Ostensibly, Andrew Sullivan is trying to appeal to George W. Bush in the October Atlantic by flattering him. Or thinking like him. Or something. But what an ugly spectacle that is. Or, as another Bush offshoot once said, “What a waste it is to lose one’s mind.”
In an open letter to Bush, Sullivan tries to convince the former president to take responsibility for the torture he approved because “only you can fix the damage,” having forgotten, it seems, eight agonizing years that demonstrated Bush’s commitment to irresponsibility.
Some open letters are best left closed. Sullivan begins with this admission: “I guess I should start by saying I supported your presidential campaign in 2000…”
Guess again. Now that we’ve gotten rid of Bush and a ring of henchmen whose names–Karl Rove, Dick Cheney, Paul Wolfowitz–drip with menace, maybe we should confiscate the driver’s licenses of those Americans who voted for them in 2000. Because they must be as blind as Sullivan.
It was obvious in 2000 that George W. Bush was a bumbling menace, that he was, as the same issue of The Atlantic describes him a few pages away, “part scamp and part bumbler, a timeless fraternity boy and heedless cutup, a weekday gym rat and a weekend napster.” Not the sort, in other words, to take responsibility.
It was obvious that Bush was out to serve his own interests and those of his friends in oil and defense contracting.
It was obvious that he wanted to use America’s military-industrial complex to avenge Saddam Hussein’s plan to assassinate his father (“He tried to kill my dad.”) It was obvious that a President George W. Bush would attack Iraq, if he only found an excuse. Not only was it predictable in 2000, it was openly predicted, secretly planned, and mentioned in the Republican platform.
This is a man who, during a presidential debate in 2000, giggled about the death penalty.
Is it a surprise that he went on to torture? That he lied to start a war? That he killed tens of thousands of people? Should we be surprised that he failed to guard the physical and economic security of the United States? The attack on the World Trade Center enabled his misdeeds. Our economy is still paying for them.
Take full responsibility? He doesn’t care. He accomplished what he wanted to accomplish, America be damned.
Sullivan writes to Bush, “Your Sept. 20, 2001, address to Congress really was one of the finest in modern times.” And why does Sullivan think so? “Your immediate grasp of the import of 9/11–a declaration of war–was correct.” I can’t think of anyone on 9/20 who didn’t grasp the import of 9/11. Grasping the obvious may have been a personal accomplishment for Bush, but as presidents go, it doesn’t rank him among the finest. War had been declared decades earlier. Bush changed the date because he wanted to declare war–on the wrong country.
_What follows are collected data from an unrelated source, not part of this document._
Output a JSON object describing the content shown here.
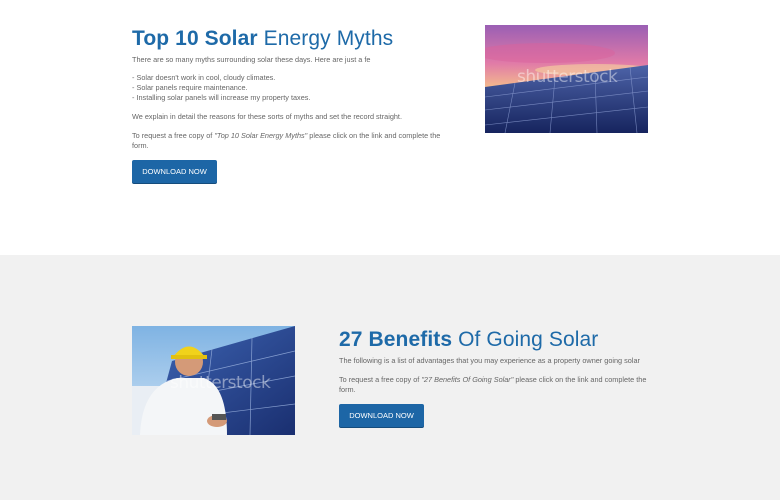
{
  "myths": {
    "title_bold": "Top 10 Solar",
    "title_rest": "Energy Myths",
    "intro": "There are so many myths surrounding solar these days. Here are just a fe",
    "list": [
      "- Solar doesn't work in cool, cloudy climates.",
      "- Solar panels require maintenance.",
      "- Installing solar panels will increase my property taxes."
    ],
    "explain": "We explain in detail the reasons for these sorts of myths and set the record straight.",
    "request_pre": "To request a free copy of ",
    "request_title": "\"Top 10 Solar Energy Myths\"",
    "request_post": " please click on the link and complete the",
    "request_line2": "form.",
    "button": "DOWNLOAD NOW",
    "image_watermark": "shutterstock"
  },
  "benefits": {
    "title_bold": "27 Benefits",
    "title_rest": "Of Going Solar",
    "intro": "The following is a list of advantages that you may experience as a property owner going solar",
    "request_pre": "To request a free copy of ",
    "request_title": "\"27 Benefits Of Going Solar\"",
    "request_post": " please click on the link and complete the",
    "request_line2": "form.",
    "button": "DOWNLOAD NOW",
    "image_watermark": "shutterstock"
  },
  "colors": {
    "accent": "#1e6aa8",
    "button": "#1d66a6",
    "section_bg": "#f1f1f1"
  }
}
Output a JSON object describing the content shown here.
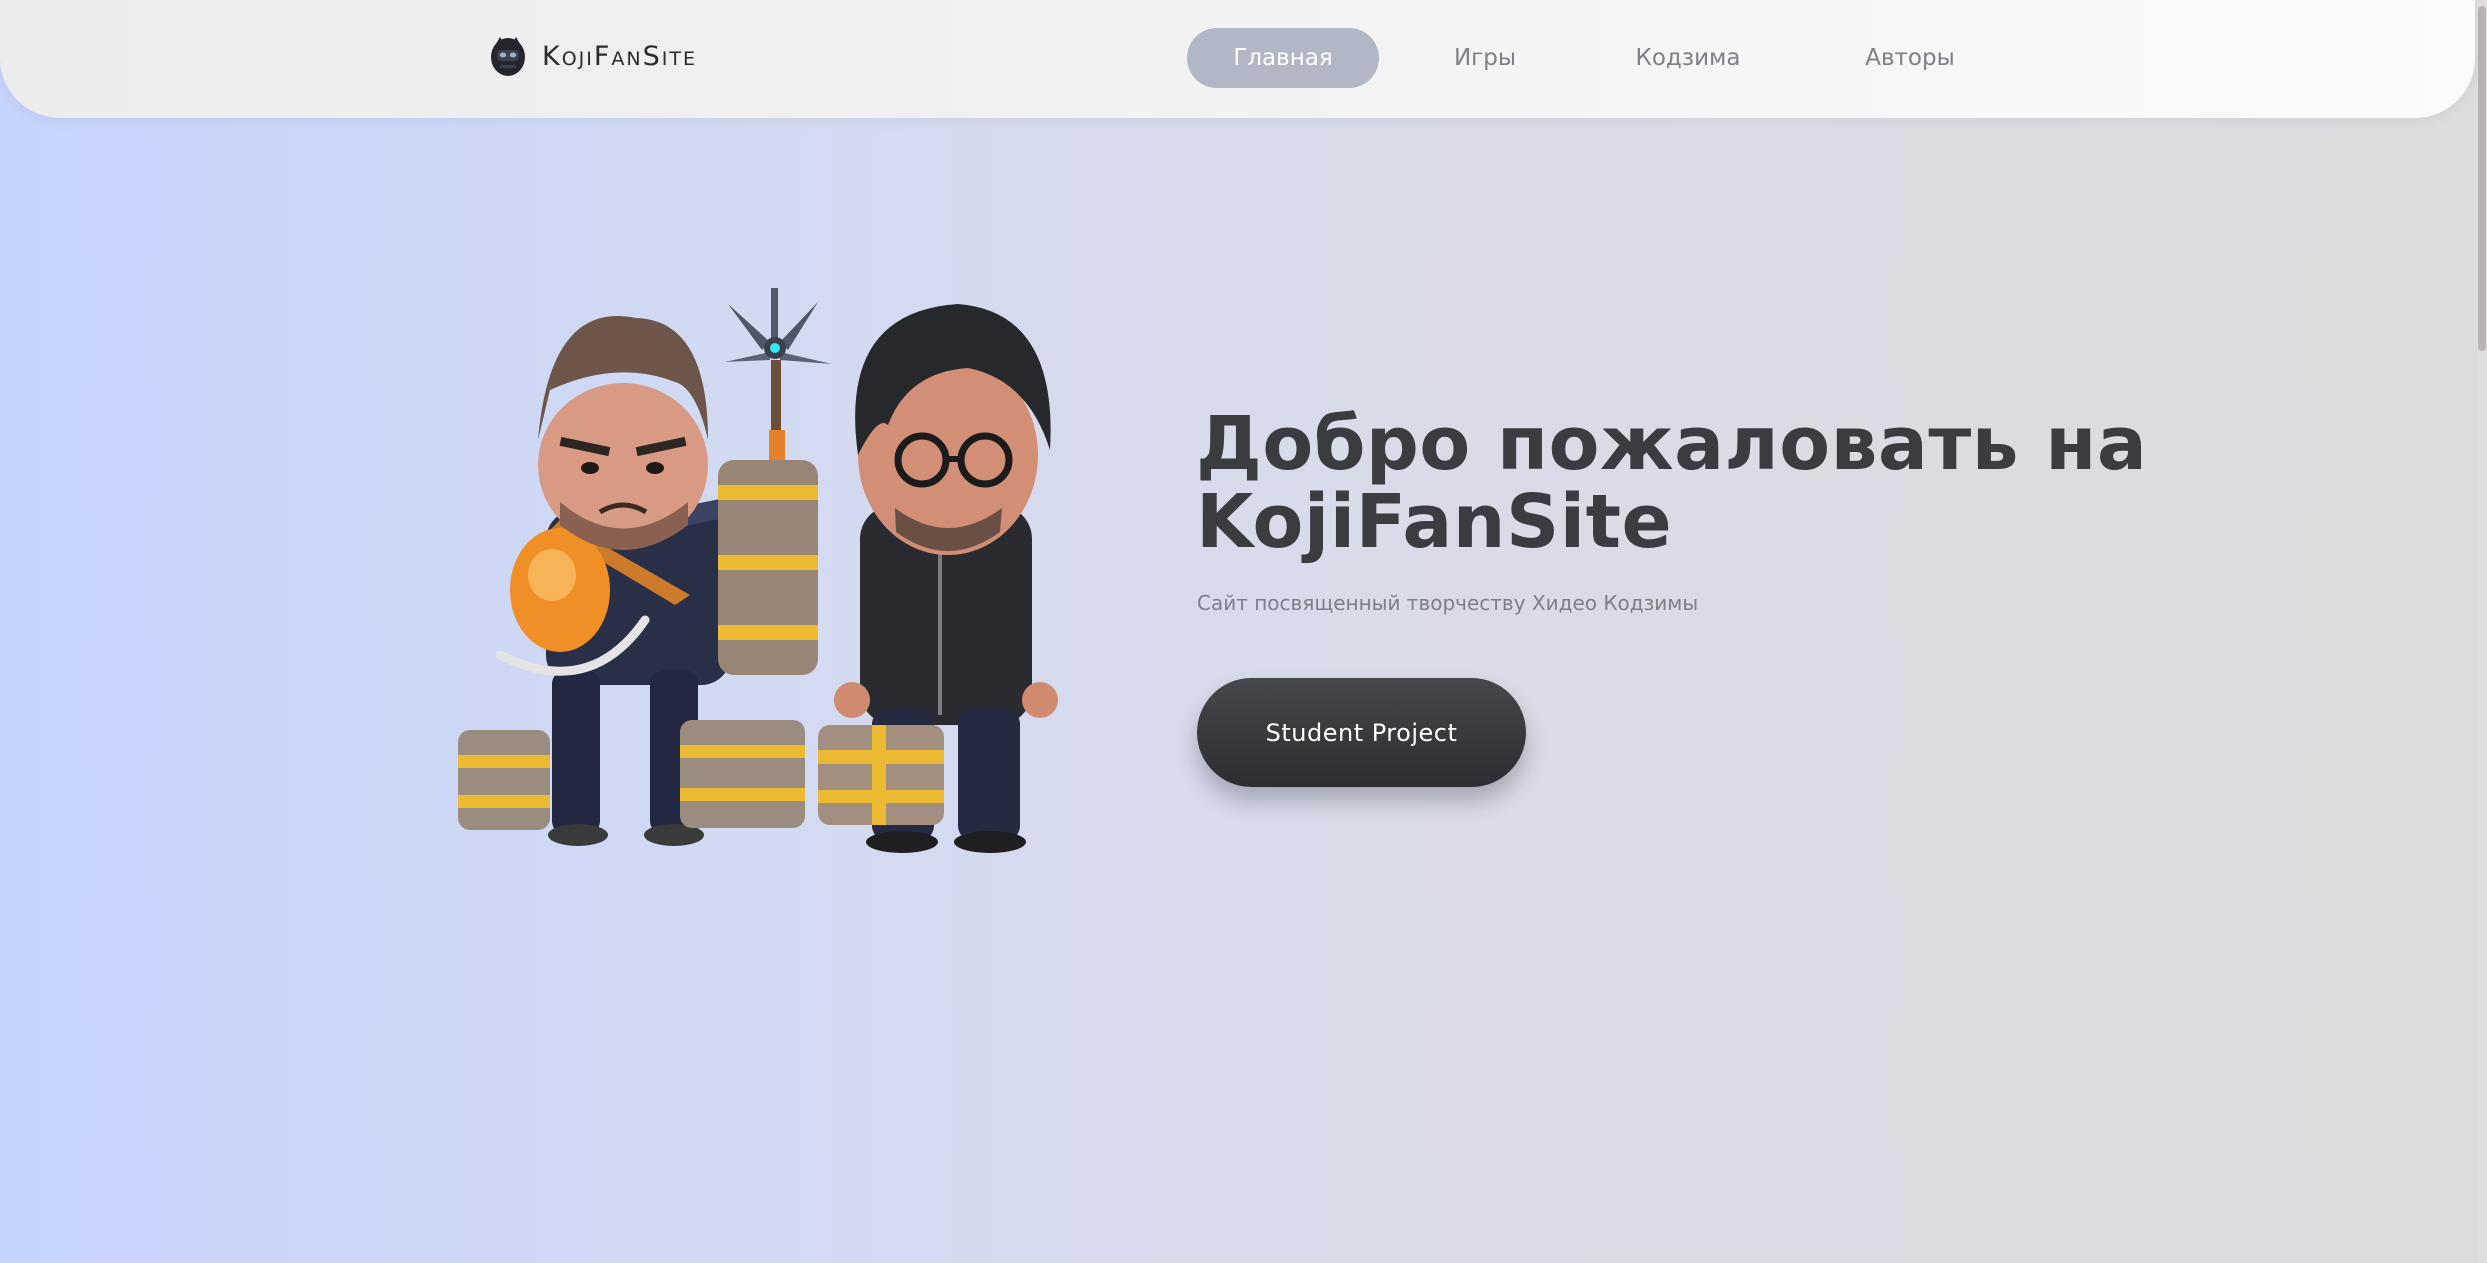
{
  "header": {
    "logo_text": "KojiFanSite",
    "nav": [
      {
        "label": "Главная",
        "active": true
      },
      {
        "label": "Игры",
        "active": false
      },
      {
        "label": "Кодзима",
        "active": false
      },
      {
        "label": "Авторы",
        "active": false
      }
    ]
  },
  "hero": {
    "title_line1": "Добро пожаловать на",
    "title_line2": "KojiFanSite",
    "subtitle": "Сайт посвященный творчеству Хидео Кодзимы",
    "cta_label": "Student Project",
    "image_subject": "chibi figures of a courier with cargo and a man in glasses"
  },
  "colors": {
    "accent_active_tab": "#b2b7c6",
    "title_text": "#3b3c40",
    "button_bg": "#38393c",
    "background_left": "#c6d3fd",
    "background_right": "#dcdcde"
  },
  "icons": [
    "masked-head-logo-icon"
  ]
}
“Your core judgment,” Sullivan continues, “that religious fanaticism allied with weapons of mass destruction represents a unique and new threat to the West–was and is dead on.” Munich in 1972… the World Trade Center bombing in 1993… the only thing unique and new about 9/11 was the astonishing success of the attack, for which Bush also bears some responsibility.
Sullivan goes on to make many worthy points, which have been made before, about the harm of torture, but his open-letter strategy, which gives this article its reason for being, is deeply flawed. Let’s give him the benefit of the doubt and assume he’s not as naive as he seems to be, that he’s trying to flatter his way into Bush’s certain heart: Does he think flattery will get him somewhere? That Bush will read his essay? Be swayed by it? In Bush’s black and white world, East Coast and European intellectuals like Sullivan are themselves part of the Axis of Evil.
And even if Bush were swayed by Sullivan, would it matter? Would verbal responsibility give back what was taken from those who were tortured? Or would it restore Ali Ismael Abbas‘s arms, legs, or family?
Sullivan considers his letter “conciliatory,” but some crimes can’t be reconciled. No one can fix the damage. We should admit as much, look forward, and never let it happen again.